AT&T Preps for Hurricane Season

With terrible tornadoes in Oklahoma fresh in our minds, AT&T is out with tips for consumers and small businesses that might soon be affected by another type of natural disaster hurricanes.

AT&T says consumers should:

  • keep wireless phone batteries charged;
  • keep their phones dry;
  • have a family communication plan in place;
  • program all emergency contact numbers and email addresses into their cellphones;
  • forward their home number to their wireless number in the event of an evacuation;
  • track the storm and access weather information on their wireless devices;
  • use their device to take photos or record video of property damage;
  • and use location-based mapping technology such as AT&T Navigator and AT&T FamilyMap.

Small-business hurricane tips include:

  • setting up a call-forwarding service to a predetermined backup location;
  • protecting hardware/software/data records/employee records, etc.;
  • outlining detailed plans for evacuation and shelter-in-place plans;
  • assembling a crisis-management team and coordinating efforts with neighboring businesses and building management;
  • and considering a backup cellular network services like AT&T Remote Mobility Zone allow organizations to install small-cell sites at their locations to keep them connected.

AT&T’s response capabilities are part of its Network Disaster Recovery (NDR) program, a system the company created in 1991 to provide the capability to rapidly respond to events that impact our network, including catastrophic acts of nature. Since that time, AT&T has invested more than $600 million in the NDR and activated it more than 20 times, including during the September 11 attacks on the World Trade Center in 2001, Hurricanes Katrina and Rita in 2005, Hurricane Irene in 2011, and Hurricane Sandy last year.

The NDR arsenal of equipment includes 300 technology and equipment trailers that can be quickly deployed. The Network Disaster Recovery team works closely with other AT&T response teams (e.g., power and wireless), local AT&T network personnel, regional emergency-operations centers and local response centers to restore and maintain service until permanent repairs can be made.

“Communication is critical when severe weather disrupts our day to day routines. That’s why AT&T invests an enormous amount of time and energy in our network reliability and disaster response capabilities,” said Mayo Flynt, president, AT&T Mississippi. “We know people count on their service when bad weather hits, so we work hard to ensure customers can stay connected with friends, family and neighbors by making a phone call, texting or accessing the Internet.”

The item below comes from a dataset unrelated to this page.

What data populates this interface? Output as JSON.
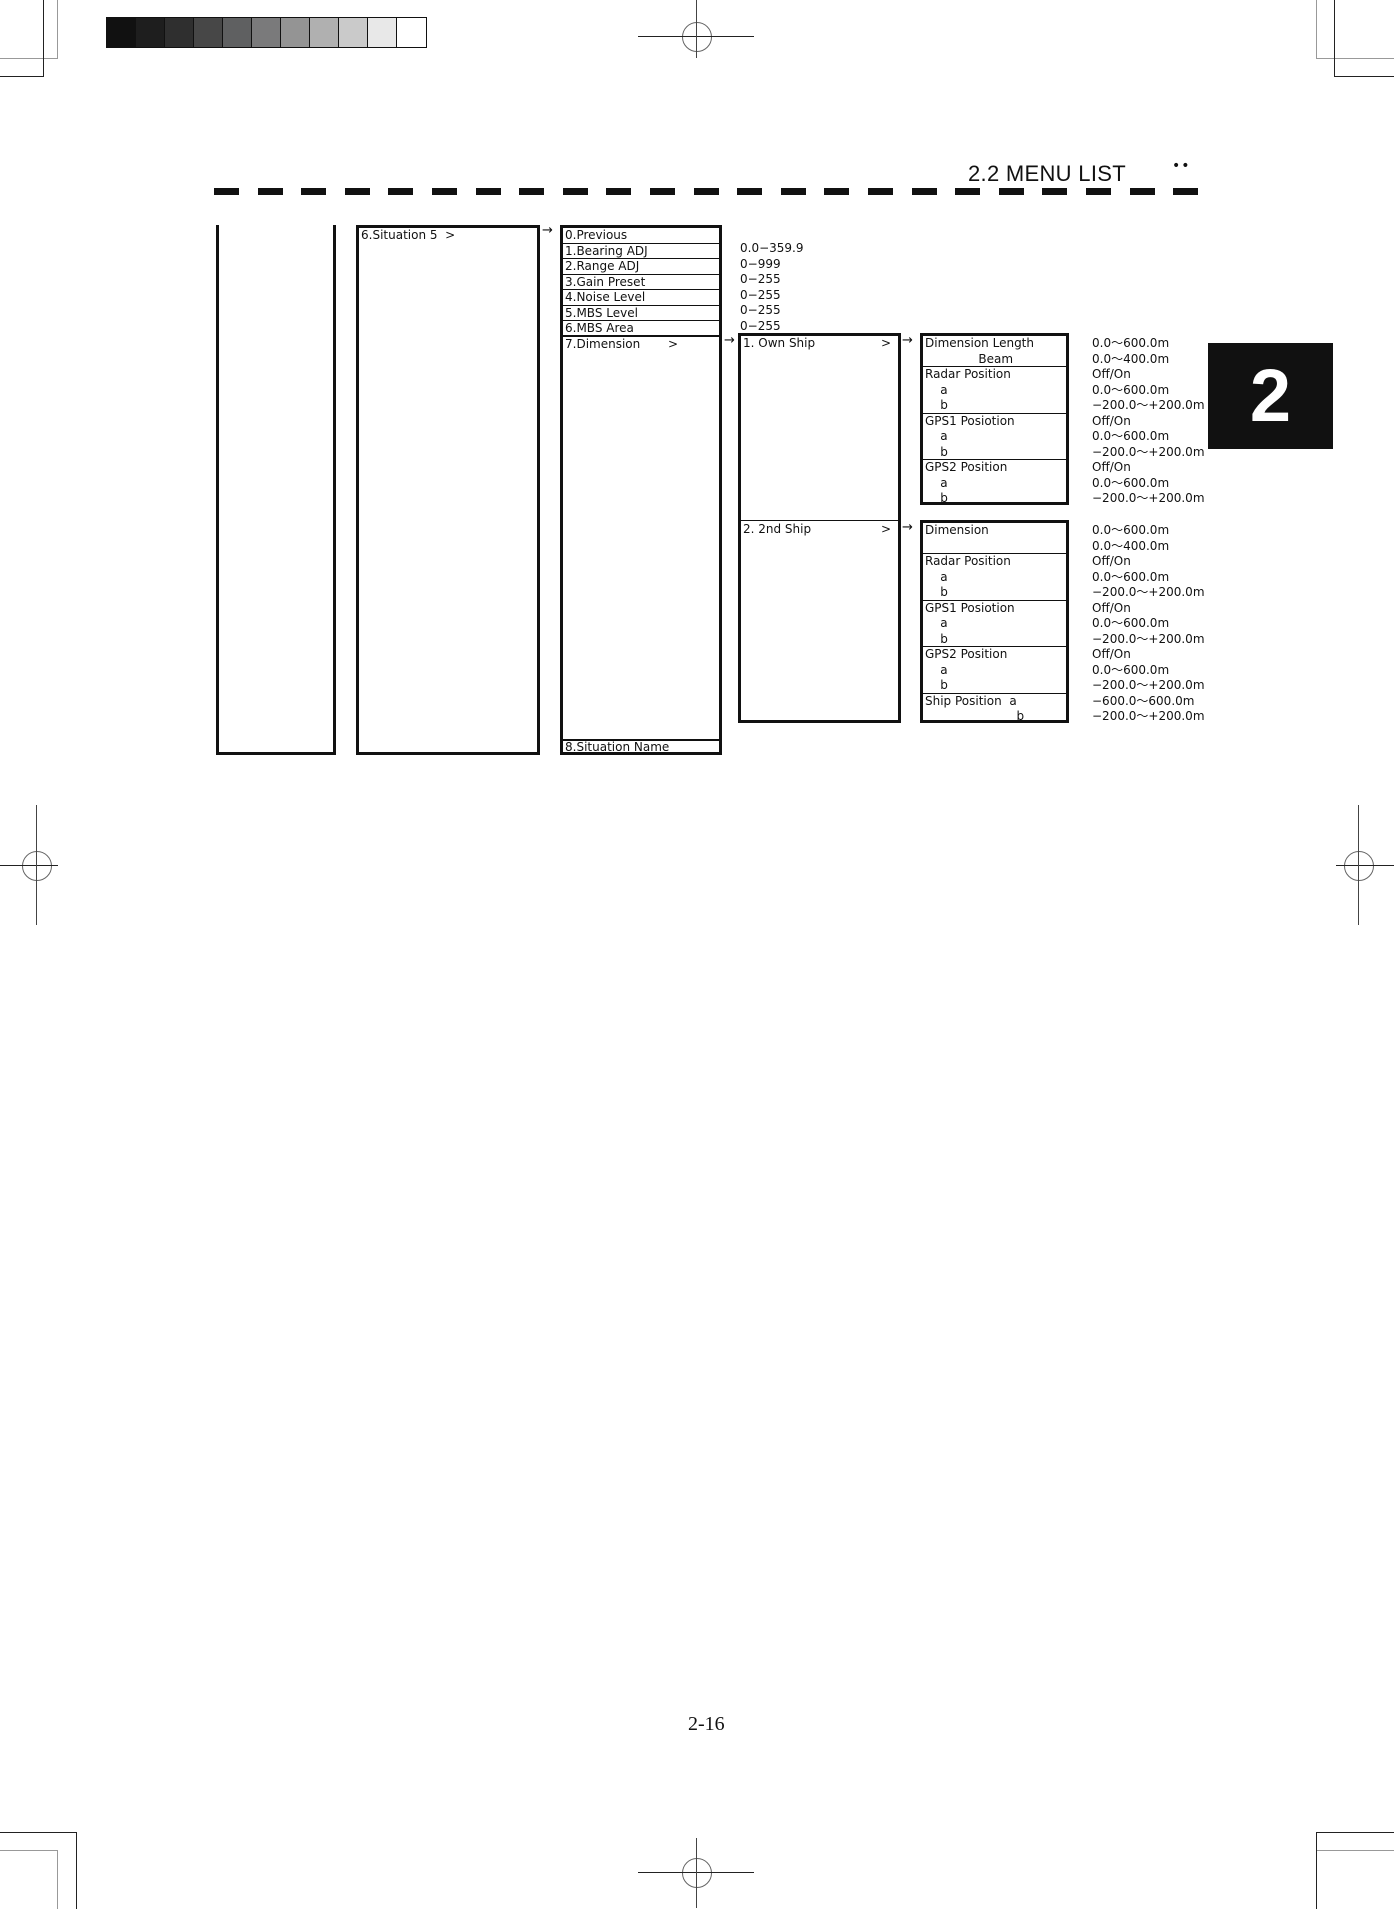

AT&T standard pre-storm network preparations typically include:

  • adding capacity to the wireless network to accommodate increased call volume;
  • testing the high-capacity backup batteries located at cell sites;
  • staging extended battery life and portable generators and maintaining existing fixed generators;
  • topping off generators with fuel at cell sites and central and field-level switching facilities;
  • using natural gas in some of the permanent generators to eliminate the need to refuel;
  • staging generators in safe locations for their immediate deployment once a storm has passed;
  • and readying response equipment.